Thankfully, this was not a real phishing email, but an authorized test by your organization. One wrong click could open the door to cyber crime for your employer, your coworkers, or your loved ones.
How to spot a potential phishing email?
This is not always as easy as it sounds. We hear people say, “I would never fall for a scam” or “I don’t click on links”. But, it only takes one time to be a victim of a data breach!
In 2019 alone, 65% of U.S. organizations experienced a successful phishing attack (2020 State of the Phish, Proofpoint).
Some things to watch for include:
- Identifying the sender and email address,
- Grammar & Spelling; both in name domain and the body of the email,
- Suspicious attachments or links
- Email causing a sense of urgency
(See below for more in-depth details on these methods.)
The email, to the left, looks like it came from Amazon. It looks very real to the emails Amazon sends out. Notice even the sender says Amazon.com?
This is a great example of how they trick people. Now let’s look at how to spot this next time to avoid a costly breach with this kind of phishing email.
Take a quick second and follow the slides on the left. Click on slide to enable full screen.
Identifying the sender & email address
First things first. Look at the email address as well as the sender. Were you expecting something from the sender?
Does the email address match the sender? Example, Magic City Systems will only use ‘@magiccitysytems.com’.
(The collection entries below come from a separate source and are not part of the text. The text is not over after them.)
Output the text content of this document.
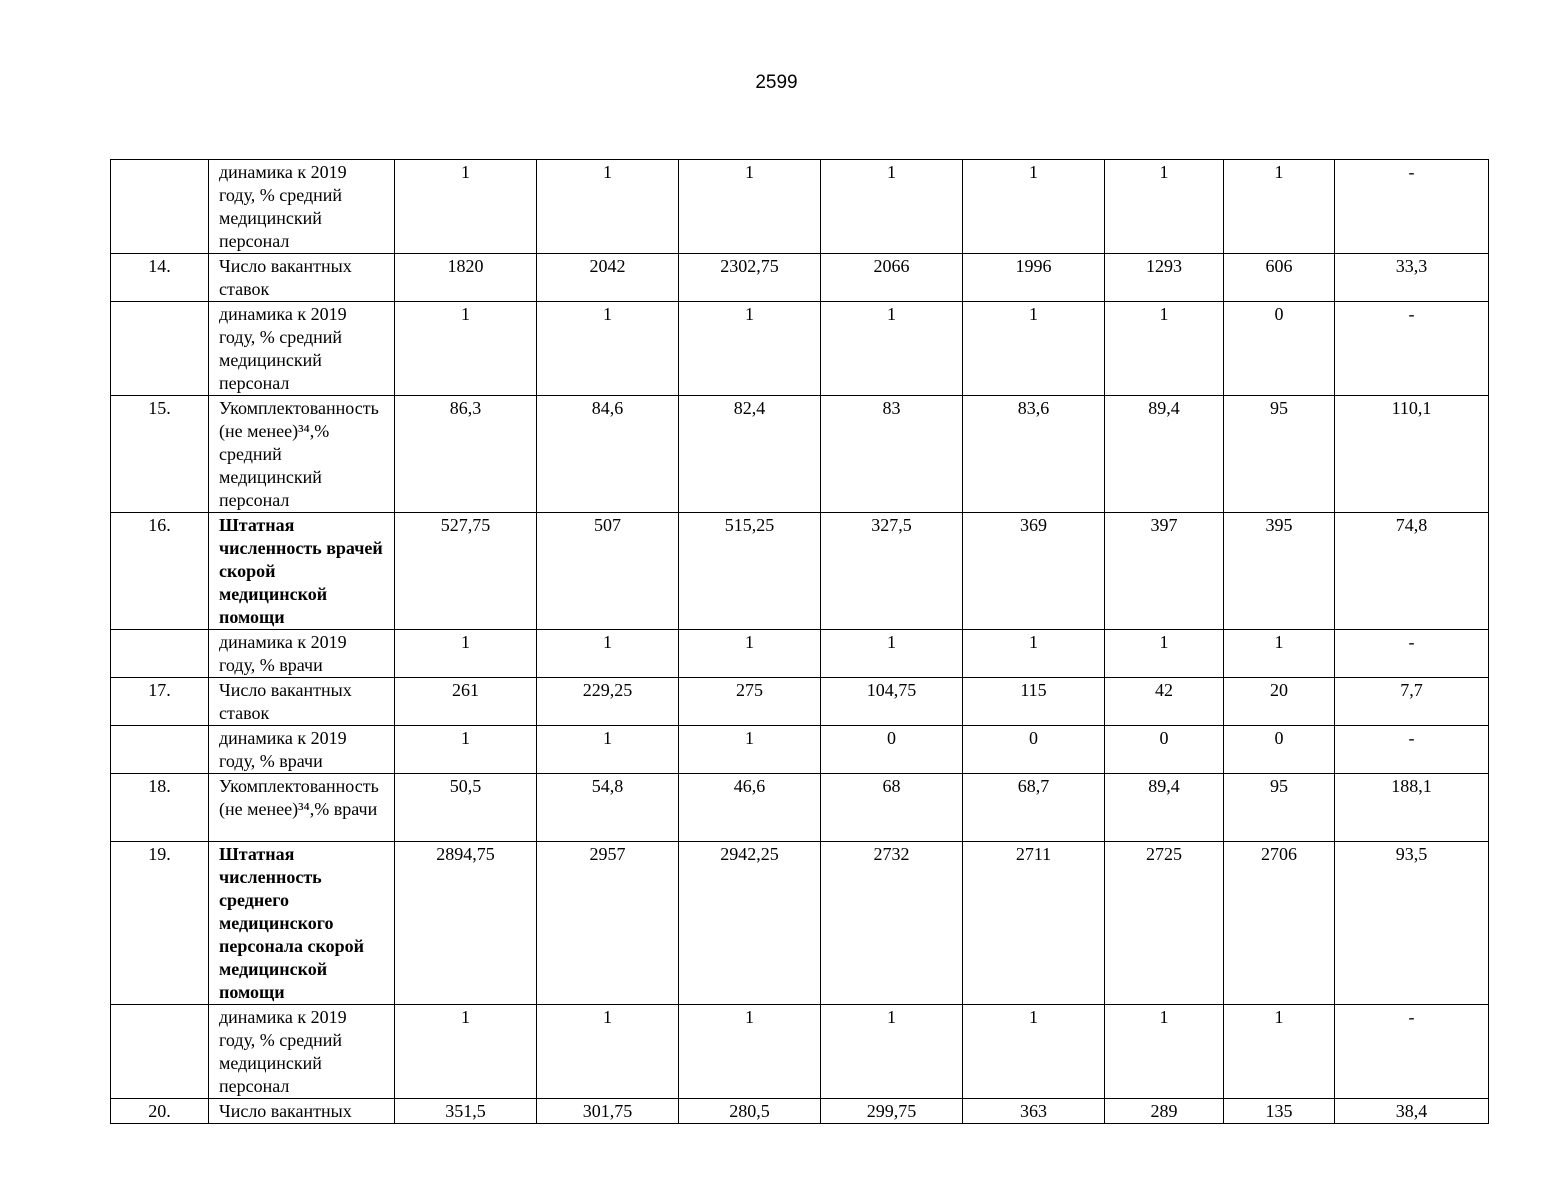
2599
	динамика к 2019 году, % средний медицинский персонал	1	1	1	1	1	1	1	-
14.	Число вакантных ставок	1820	2042	2302,75	2066	1996	1293	606	33,3
	динамика к 2019 году, % средний медицинский персонал	1	1	1	1	1	1	0	-
15.	Укомплектованность (не менее)³⁴,% средний медицинский персонал	86,3	84,6	82,4	83	83,6	89,4	95	110,1
16.	Штатная численность врачей скорой медицинской помощи	527,75	507	515,25	327,5	369	397	395	74,8
	динамика к 2019 году, % врачи	1	1	1	1	1	1	1	-
17.	Число вакантных ставок	261	229,25	275	104,75	115	42	20	7,7
	динамика к 2019 году, % врачи	1	1	1	0	0	0	0	-
18.	Укомплектованность (не менее)³⁴,% врачи	50,5	54,8	46,6	68	68,7	89,4	95	188,1
19.	Штатная численность среднего медицинского персонала скорой медицинской помощи	2894,75	2957	2942,25	2732	2711	2725	2706	93,5
	динамика к 2019 году, % средний медицинский персонал	1	1	1	1	1	1	1	-
20.	Число вакантных	351,5	301,75	280,5	299,75	363	289	135	38,4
A great option to check a company’s domain name is to type the company’s name into a search engine. Companies won’t use public domains such as gmail.
Spelling & Grammar
Often in a phishing scam, the domain is spelt wrong or slightly off. Example, instead of the letter (m) they may use (rn). Did you notice how the (r and n) placed together, at a quick glance, look like the letter (m)? Example: john@rnailcarrier looks a lot like john@mailcarrier.
If the email contains poor spelling or grammar it may be a phishing scam. Scammers are often from non-English speaking countries. This means scammers are poor at writing because they often don’t learn the language; and aren’t using the proper context.
Suspicious Attachments or Links
Scammers use infected attacments or links to copycat websites intended to make you beleive the site is offical. Scammers are hoping to get information from you such as account details including login, phone number, and credit card information. As stated in the slide show, always check where a link is taking you by hovering your mouse over the link WITHOUT clicking it.
Scammers may also send risky attachments that once clicked on will open up malicious software called malware. Malware may cause your computer to slow down, freeze or even crash. Malware can create new files, delete or even modify current files and install new harmful programs.
Never open attachments unless you are 100% positive the sender is legitimate. Check via an alternate form of communication if the sender did in fact send you an attachment. . If there is a pop-up that ask for settings to be changed or a warning against the legetimacy of the file trying to be opened, Do Not Proceed.
Sense of Urgency
“Act Now”, “Immediate Attention Required” or “Legal Action will be taken”
Many scams want you to act right away. They are relying on confusion and panic. Think about what the email is asking you to do. Time allows us to notice things that seem off.
Perhaps the organization has never sent you something before and you were not expecting it, or in conversation you learn that the individual did not send you anything. Another example is a manager or boss asking for immediate files, containing information they have access to already, be sent to them.
Good practice is to ask the individual/s involved in person or phone if it was indeed them asking for the information.